Alors que l’Est de la République démocratique du Congo (RDC) reste une plaie ouverte, une nouvelle polémique vient d’éclater au sommet de l’État. Le projet d’accueil sur le sol congolais de migrants expulsés des États-Unis suscite une levée de boucliers. Pour l’opposition, et notamment pour l’honorable Ados Ndombasi, président d’Alternative 2028, cette décision n’est pas un acte de diplomatie, mais une « menace existentielle » pour une nation déjà fragilisée.
Le spectre de 1994
L’argumentaire des opposants au projet repose sur un traumatisme historique : l’accueil des réfugiés rwandais en 1994. À l’époque, l’hospitalité congolaise s’est transformée en un engrenage de violences qui, trente ans plus tard, se solde par un bilan effroyable :
* 10 millions de morts liés aux conflits successifs.
* 8 millions de déplacés internes fuyant les zones de combats.
* 1,6 million de Congolais vivant eux-mêmes dans des camps de réfugiés à l’intérieur et à l’extérieur des frontières (Rwanda, Ouganda, Zambie).
Un flou sécuritaire et législatif
Au-delà de l’émotion, c’est l’absence de transparence qui inquiète. Le gouvernement est accusé de contourner le Parlement sur un sujet qui touche à la sécurité nationale. Dans un pays où le banditisme urbain (phénomènes Kuluna et Mobondo) et les kidnappings sont en hausse, l’arrivée de profils « à l’identité méconnue » en provenance d’Amérique inquiète.

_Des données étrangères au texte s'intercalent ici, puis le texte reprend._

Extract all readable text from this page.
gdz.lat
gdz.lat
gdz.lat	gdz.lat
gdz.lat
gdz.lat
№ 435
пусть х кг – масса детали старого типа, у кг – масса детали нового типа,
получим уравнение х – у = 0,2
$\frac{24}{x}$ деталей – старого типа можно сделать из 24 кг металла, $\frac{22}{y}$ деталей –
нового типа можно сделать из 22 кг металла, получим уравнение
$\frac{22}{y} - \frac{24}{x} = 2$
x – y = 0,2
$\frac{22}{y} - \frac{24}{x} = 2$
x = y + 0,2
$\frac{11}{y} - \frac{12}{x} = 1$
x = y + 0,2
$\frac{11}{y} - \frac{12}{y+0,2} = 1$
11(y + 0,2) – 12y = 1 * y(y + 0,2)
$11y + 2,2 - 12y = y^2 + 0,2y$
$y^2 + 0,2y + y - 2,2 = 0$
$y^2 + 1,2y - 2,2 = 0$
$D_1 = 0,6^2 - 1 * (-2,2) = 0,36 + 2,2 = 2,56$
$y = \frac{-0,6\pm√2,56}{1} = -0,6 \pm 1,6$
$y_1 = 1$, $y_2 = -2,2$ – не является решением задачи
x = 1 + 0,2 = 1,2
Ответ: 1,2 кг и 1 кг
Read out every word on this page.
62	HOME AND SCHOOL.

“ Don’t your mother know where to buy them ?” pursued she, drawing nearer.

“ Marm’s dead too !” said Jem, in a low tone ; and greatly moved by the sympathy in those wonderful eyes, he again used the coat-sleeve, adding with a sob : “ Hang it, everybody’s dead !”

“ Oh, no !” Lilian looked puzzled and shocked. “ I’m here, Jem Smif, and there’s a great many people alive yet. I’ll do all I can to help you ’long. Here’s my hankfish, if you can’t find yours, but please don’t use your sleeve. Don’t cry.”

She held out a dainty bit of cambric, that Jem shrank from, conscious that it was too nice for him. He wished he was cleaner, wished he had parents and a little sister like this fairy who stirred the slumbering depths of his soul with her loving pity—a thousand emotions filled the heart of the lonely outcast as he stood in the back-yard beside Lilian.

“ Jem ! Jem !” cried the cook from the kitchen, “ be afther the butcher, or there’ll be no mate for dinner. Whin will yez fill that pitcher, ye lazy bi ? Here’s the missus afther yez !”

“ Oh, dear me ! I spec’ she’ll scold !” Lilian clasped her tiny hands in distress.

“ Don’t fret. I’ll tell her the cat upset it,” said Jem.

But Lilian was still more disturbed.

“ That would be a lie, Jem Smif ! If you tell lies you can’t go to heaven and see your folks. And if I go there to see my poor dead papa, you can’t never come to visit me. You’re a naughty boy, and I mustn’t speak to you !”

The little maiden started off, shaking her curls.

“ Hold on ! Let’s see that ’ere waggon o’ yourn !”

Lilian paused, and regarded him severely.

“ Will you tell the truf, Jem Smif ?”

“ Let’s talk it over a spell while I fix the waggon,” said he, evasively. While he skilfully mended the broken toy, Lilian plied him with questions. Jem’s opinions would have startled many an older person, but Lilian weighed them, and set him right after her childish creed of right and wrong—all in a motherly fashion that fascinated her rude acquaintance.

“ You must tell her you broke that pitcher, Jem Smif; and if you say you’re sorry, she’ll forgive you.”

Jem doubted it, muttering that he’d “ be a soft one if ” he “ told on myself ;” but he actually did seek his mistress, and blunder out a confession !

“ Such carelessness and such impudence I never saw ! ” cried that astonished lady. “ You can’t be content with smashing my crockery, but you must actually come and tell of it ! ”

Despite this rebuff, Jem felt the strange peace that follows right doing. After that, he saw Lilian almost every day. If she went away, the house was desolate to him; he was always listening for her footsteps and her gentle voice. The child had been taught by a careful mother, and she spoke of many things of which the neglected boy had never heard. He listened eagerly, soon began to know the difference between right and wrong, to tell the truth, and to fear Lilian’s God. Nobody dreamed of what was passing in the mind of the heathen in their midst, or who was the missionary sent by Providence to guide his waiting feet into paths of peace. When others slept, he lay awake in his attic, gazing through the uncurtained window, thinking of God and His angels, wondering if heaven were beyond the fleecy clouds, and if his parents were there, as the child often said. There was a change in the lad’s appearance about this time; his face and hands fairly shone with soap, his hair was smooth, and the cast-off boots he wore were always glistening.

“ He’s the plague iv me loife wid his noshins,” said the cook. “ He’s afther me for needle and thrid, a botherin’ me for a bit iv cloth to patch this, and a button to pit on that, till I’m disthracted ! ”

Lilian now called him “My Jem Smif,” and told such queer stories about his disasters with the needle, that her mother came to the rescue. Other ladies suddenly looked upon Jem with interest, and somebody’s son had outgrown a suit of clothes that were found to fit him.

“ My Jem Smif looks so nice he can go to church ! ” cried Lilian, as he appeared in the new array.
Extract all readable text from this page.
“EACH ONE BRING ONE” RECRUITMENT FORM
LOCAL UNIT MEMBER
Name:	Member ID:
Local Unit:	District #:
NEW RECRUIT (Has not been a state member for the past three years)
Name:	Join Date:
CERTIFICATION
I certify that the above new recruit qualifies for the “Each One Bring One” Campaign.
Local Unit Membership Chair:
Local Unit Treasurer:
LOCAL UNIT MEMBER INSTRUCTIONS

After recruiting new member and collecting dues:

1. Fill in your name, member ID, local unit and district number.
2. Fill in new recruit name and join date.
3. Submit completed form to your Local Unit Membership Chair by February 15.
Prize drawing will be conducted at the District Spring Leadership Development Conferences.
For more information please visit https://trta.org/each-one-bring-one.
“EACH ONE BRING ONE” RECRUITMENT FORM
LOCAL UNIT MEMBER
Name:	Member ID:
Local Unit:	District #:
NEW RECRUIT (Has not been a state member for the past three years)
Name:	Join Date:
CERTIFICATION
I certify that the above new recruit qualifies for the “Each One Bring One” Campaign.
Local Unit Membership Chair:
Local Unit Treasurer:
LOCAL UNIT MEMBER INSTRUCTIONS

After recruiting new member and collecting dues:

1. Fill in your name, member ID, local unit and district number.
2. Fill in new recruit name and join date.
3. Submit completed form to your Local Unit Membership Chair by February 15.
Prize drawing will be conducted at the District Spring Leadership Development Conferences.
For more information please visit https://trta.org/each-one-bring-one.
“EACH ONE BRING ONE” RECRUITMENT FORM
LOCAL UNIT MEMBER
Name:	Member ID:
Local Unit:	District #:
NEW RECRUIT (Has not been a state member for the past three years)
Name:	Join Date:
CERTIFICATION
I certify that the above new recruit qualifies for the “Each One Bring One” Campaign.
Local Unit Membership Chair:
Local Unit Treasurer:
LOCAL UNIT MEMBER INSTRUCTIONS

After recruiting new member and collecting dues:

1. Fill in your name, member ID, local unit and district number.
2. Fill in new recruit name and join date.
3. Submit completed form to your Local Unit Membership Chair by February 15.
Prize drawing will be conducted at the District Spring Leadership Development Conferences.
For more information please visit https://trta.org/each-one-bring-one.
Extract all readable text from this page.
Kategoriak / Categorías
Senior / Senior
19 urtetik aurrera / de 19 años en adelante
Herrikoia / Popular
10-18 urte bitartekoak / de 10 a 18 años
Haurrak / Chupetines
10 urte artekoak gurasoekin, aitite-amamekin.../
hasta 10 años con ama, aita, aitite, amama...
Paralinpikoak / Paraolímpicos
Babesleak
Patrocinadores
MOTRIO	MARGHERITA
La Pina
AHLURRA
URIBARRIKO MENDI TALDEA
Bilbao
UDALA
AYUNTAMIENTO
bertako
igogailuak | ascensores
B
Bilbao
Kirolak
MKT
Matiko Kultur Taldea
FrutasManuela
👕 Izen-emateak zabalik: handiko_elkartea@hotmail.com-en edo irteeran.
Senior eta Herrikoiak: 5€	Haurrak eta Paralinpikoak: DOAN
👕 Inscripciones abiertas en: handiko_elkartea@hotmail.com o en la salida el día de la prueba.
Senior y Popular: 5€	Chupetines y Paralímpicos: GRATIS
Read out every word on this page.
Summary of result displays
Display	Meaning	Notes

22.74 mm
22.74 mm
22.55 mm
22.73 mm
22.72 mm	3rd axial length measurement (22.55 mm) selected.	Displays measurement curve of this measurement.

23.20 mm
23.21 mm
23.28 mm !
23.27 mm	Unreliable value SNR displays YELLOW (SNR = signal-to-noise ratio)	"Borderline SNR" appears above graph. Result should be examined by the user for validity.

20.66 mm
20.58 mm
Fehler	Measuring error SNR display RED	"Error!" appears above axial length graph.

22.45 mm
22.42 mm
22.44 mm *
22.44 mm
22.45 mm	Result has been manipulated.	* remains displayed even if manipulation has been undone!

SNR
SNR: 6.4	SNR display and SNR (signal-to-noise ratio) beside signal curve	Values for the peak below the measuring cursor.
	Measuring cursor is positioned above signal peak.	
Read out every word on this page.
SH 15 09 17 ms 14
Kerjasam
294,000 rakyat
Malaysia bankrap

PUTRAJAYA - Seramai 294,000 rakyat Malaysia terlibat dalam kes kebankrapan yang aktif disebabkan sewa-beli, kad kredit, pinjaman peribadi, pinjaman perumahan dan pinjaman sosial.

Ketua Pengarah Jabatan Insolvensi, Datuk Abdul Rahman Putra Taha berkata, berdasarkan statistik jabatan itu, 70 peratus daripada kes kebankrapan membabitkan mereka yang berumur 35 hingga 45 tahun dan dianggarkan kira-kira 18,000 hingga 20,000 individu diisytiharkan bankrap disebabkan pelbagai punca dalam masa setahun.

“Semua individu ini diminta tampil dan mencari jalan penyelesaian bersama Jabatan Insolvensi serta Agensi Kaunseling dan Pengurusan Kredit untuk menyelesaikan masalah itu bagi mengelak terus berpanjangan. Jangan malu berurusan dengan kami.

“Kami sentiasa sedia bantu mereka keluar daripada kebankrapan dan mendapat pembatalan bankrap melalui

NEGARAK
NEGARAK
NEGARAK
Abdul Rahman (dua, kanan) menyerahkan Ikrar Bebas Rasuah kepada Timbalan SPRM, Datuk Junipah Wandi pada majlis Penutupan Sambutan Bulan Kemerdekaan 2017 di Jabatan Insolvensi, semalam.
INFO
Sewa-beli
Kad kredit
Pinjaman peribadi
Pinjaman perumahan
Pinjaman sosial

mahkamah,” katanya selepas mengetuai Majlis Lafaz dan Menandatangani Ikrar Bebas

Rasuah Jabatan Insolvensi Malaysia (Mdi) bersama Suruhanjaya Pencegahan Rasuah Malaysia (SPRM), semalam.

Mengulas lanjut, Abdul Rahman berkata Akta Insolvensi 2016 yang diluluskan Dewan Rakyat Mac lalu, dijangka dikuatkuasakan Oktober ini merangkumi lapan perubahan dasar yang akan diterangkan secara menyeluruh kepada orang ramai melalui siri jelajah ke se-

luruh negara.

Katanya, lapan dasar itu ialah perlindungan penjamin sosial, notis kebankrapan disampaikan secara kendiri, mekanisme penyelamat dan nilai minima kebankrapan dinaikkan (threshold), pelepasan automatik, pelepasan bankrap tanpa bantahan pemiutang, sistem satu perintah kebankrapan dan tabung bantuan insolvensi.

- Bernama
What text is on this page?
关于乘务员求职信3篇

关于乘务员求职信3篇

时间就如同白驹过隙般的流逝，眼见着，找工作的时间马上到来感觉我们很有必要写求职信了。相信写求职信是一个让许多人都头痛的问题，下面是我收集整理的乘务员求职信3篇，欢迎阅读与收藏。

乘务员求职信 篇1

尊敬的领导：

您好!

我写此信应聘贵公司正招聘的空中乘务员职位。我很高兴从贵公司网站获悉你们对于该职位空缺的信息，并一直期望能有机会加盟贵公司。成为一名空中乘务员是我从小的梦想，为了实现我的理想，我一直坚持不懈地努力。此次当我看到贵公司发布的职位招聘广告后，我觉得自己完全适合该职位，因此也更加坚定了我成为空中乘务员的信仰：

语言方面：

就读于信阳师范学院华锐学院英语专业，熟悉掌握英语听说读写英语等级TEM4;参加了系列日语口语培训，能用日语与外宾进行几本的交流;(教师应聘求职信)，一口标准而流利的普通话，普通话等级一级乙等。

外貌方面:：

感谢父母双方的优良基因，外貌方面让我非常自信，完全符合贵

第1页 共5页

« La RDC ne peut se comporter en sauveur alors que ses propres problèmes sécuritaires sont irrésolus », martèle Ados Ndombasi.
L’opposition craint que ce flux migratoire ne serve de couverture à de nouvelles infiltrations étrangères ou à l’importation d’une criminalité transnationale (cybercriminalité, trafics divers).
Vers une fronde populaire ?
Pour les détracteurs du régime de Félix Tshisekedi, cette initiative s’apparente à une « erreur de jugement » dans un climat de fragilité intercommunautaire. Le risque de « remplacement de population » est désormais évoqué par les leaders d’opinion qui appellent à une vigilance accrue.
Une pétition est lancée en vue de faire obstacle à ce qu’il qualifie d’énième bavure du régime en place.